I’d be damned if I let my fears get in the way of polishing of the expensive plates I had already paid for though, so before I was even aware of doing it my hand stretched towards the tart. It actually looked rather appetizing and it didn’t smell that bad either. The taste completely took me by surprise. I could still taste the strong flavors of durian that are oh so familiar to me, and yet it didn’t make me want to gag. It was as if it was as pungent but not as strong like a sweet gorgonzola where you can taste blue cheese but not too strong.

Fear Factor – 4 / Taste Test – 6

Pandan tea

 

 

FullSizeRenderPandan is a grass often used in Southeast Asia for making desserts. It gives a distinctive green color to any dish it is used in. I tried it before in a cream filled cake, but there was hardly any cream to get a good taste, so when I went to Thailand it was time for round two.

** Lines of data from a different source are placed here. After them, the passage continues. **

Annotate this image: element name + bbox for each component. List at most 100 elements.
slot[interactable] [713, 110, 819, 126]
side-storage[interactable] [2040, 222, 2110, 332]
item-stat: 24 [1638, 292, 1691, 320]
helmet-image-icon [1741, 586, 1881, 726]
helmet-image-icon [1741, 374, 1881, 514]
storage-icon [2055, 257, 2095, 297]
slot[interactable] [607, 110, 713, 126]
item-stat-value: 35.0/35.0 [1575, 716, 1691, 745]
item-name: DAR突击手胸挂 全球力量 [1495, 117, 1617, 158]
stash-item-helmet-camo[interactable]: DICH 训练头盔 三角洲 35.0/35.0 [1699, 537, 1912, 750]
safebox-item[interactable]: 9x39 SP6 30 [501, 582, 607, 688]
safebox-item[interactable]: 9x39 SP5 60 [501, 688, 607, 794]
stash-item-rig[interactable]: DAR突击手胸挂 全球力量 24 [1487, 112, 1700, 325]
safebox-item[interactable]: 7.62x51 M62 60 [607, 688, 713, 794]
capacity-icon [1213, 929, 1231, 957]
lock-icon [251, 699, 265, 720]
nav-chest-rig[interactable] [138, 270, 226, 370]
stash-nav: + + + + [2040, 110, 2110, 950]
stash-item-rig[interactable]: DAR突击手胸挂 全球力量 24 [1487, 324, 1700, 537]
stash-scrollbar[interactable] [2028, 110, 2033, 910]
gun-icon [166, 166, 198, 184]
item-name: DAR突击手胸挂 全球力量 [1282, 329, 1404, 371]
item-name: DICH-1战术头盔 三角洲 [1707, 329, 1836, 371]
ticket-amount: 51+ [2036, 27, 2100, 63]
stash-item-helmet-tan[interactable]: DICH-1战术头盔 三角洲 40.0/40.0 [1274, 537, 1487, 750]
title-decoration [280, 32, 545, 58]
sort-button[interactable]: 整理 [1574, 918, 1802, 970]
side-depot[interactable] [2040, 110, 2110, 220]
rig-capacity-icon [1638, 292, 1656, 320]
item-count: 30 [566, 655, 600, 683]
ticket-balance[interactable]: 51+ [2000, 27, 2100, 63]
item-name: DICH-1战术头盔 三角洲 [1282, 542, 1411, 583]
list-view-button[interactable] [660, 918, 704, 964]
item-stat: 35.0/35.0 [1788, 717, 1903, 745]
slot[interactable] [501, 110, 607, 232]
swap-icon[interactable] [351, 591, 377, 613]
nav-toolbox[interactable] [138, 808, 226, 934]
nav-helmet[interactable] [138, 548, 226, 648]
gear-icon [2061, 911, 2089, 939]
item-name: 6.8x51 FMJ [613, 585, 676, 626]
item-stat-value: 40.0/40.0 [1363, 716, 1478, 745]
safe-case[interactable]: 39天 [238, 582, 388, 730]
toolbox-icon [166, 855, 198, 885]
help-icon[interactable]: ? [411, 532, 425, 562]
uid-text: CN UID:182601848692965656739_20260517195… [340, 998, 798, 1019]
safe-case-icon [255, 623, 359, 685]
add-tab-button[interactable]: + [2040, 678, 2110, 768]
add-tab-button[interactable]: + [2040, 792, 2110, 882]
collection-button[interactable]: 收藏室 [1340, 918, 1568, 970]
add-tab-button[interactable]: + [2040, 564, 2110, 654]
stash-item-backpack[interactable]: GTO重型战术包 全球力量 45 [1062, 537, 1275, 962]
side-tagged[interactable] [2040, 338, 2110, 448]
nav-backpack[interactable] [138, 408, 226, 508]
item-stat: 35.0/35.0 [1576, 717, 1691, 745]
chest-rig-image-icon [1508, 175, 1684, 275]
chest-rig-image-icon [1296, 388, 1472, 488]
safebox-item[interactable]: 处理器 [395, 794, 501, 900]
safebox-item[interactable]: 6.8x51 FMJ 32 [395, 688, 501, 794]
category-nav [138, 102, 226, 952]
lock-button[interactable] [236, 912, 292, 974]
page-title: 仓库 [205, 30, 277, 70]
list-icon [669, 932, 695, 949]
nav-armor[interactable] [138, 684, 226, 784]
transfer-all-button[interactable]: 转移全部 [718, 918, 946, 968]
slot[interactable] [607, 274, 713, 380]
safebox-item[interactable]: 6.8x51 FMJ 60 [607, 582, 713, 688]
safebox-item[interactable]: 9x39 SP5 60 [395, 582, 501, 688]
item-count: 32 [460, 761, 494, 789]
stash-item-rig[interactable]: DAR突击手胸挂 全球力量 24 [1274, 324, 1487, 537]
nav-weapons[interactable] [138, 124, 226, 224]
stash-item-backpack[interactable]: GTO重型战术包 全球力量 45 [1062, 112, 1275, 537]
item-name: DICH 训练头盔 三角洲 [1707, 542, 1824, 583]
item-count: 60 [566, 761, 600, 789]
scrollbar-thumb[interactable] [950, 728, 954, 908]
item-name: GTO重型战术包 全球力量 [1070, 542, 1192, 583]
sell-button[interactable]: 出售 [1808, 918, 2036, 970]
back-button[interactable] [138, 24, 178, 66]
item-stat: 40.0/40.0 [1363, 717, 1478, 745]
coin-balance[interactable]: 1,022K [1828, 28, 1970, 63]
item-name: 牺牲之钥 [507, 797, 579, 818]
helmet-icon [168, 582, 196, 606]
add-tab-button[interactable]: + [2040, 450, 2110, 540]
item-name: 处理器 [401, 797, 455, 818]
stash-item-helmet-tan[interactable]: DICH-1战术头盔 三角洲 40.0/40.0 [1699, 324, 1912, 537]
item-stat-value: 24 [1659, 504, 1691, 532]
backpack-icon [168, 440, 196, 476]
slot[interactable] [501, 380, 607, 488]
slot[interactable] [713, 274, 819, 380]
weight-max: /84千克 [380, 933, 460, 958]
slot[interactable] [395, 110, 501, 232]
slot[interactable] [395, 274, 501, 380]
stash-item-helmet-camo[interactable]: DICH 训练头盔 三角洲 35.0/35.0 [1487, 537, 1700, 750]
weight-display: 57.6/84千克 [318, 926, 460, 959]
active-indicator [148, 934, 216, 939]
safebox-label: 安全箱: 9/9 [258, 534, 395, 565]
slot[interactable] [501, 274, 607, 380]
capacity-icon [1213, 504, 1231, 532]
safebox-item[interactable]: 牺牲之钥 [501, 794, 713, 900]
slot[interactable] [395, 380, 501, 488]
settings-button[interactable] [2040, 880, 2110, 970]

I visited the esteemed Erawan Tea Room in Bangkok for one of their afternoon teas. The set was quite unique with lots of miniature Thai dishes and pastries. Of course I was also asked which tea I preferred and so I opted for an iced pandan tea.

It arrived with a piece of pandan sticking out and served with a sugar syrup on the side to sweeten it if you wanted. I tried it first without sugar and it tasted almost exactly like rice. Surely these two plants must be related. After I sweetened it, it became more palatable for my taste like a regular iced tea.